Corriere della Sera, 28 agosto 2018
La ricerca sugli atleti arrivati secondi ai Giochi: «Sono più ricchi e longevi delle medaglie d’oro»
Può sembrare un’ovvietà, eppure non ci pensiamo mai abbastanza: chi arriva secondo, in qualsiasi specie di competizione, non è il primo, ma non è nemmeno il quarto, o il diciottesimo. Come quella dei numeri primi del famoso romanzo di Paolo Giordano, anche la solitudine del secondo è piena di senso, è un destino, una figura strana e irripetibile in quella grande danza che è la vita. Perché nel secondo, come nel centro di un’illusione ottica, convergono due immagini contraddittorie. Voglio dire che il secondo partecipa sia della natura del primo, a causa della sua prossimità alla vittoria, sia della natura dell’ultimo, perché in fin dei conti non ha vinto, e come cantavano gli Abba, the winner takes it all. Singolare privilegio filosofico, a saperlo sfruttare come si deve: perché il punto di vista del secondo permette di considerare entrambe le posizioni estreme, quella del primo e quella dell’ultimo, alla stregua di una menzogna.
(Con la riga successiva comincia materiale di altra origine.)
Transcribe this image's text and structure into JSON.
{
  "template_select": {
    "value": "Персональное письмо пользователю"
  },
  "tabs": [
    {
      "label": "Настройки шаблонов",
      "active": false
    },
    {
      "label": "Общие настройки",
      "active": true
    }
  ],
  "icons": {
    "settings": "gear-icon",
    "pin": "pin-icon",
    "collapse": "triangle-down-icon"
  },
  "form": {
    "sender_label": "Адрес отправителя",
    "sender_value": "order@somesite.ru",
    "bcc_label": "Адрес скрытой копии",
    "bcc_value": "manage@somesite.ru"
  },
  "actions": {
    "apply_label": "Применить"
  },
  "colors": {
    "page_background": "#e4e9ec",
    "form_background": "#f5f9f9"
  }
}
La grande intuizione che può toccare in sorte al secondo è che in questo mondo non esiste né la vittoria né la sconfitta, ma un perenne risultato ibrido. La vita stessa, considerata nell’infinita varietà delle sue manifestazioni, è seconda alla morte, e chissà che l’intero universo non sia che una versione meno perfetta, lievemente meno funzionante di altro universo perfetto, dove gli astri e i pianeti ruotano uno intorno all’altro con una grazia e una precisione che non riusciamo nemmeno a immaginare.
Sono tutte vane speculazioni di fine estate? Allora leggete, sulle pagine del Journal of Health Economics, la sorprendente ricerca di Adam Leive, professore dell’University of Virginia. Questo studioso ha esaminato le vite di un grandissimo numero di atleti olimpici, che hanno gareggiato tra il 1898 e il 1946. E si è accorto di una cosa: i vincitori di una medaglia d’argento (o, se preferite, i perditori di una medaglia d’oro) che sono arrivati a vivere più di ottant’anni, sono tre volte tanti coloro che hanno vinto l’oro. Non me ne voglia il mio amico Alessandro Piperno, ma vorrei scrivere al professor Leive per chiedergli se la cosa può valere anche per il Premio Strega ! A parte gli scherzi, la ricerca americana ha almeno un altro risultato che merita qualche riflessione: a quanto pare, questi benedetti secondi non solo campano più a lungo, ma dopo essere saliti sul gradino basso del podio, hanno guadagnato molto più dei primi. E visto che a quei tempi si trattava di atleti dilettanti, il fatto è addirittura sconcertante. In che misterioso modo l’essere arrivati secondi alle Olimpiadi ha determinato scelte di lavoro e prestazioni più redditizie dei vincitori? Cosa vuole suggerire il professor Leive, che tutte le vittorie sono vittorie di Pirro?
Davvero l’esistenza umana è un meraviglioso caleidoscopio di assurdità, ed è per questo che non ci stanchiamo di amarla ed indagarla. Devo confessare che queste notizie non mi colgono affatto impreparato, perché nella mia vita sono sempre stato un secondo, a livelli che considero professionali. Il personaggio che ha più influenzato la mia sensibilità nell’infanzia e nell’adolescenza è stato senza dubbio Yanez il Portoghese. Me lo ricordo bene, in uno storico sceneggiato della tv, impersonato da quel meraviglioso attore che è Philippe Leroy. Ho sempre pensato che Yanez è mille volte più fortunato di Sandokan. Si gode la vita intensa e stimolante delle Tigri di Mompracem nella posizione ideale, mentre sul povero Sandokan pesa il terribile fardello dell’essere se stesso. Yanez può deludersi: ed è ben verosimile che con questo dono del destino si campi più a lungo, e magari si guadagni anche qualche soldo in più.
Ma attenzione all’orgoglio dei secondi, che potrebbe guastare tutto, trasformando un vantaggio in una stolta parodia del vincitore. Noi che non vinciamo mai, dobbiamo sempre essere onesti, e ammetterlo: una volta tanto, una volta sola, una medaglietta d’oro, magari secondaria, un giorno che Sandokan è indisposto, piacerebbe pure a noi.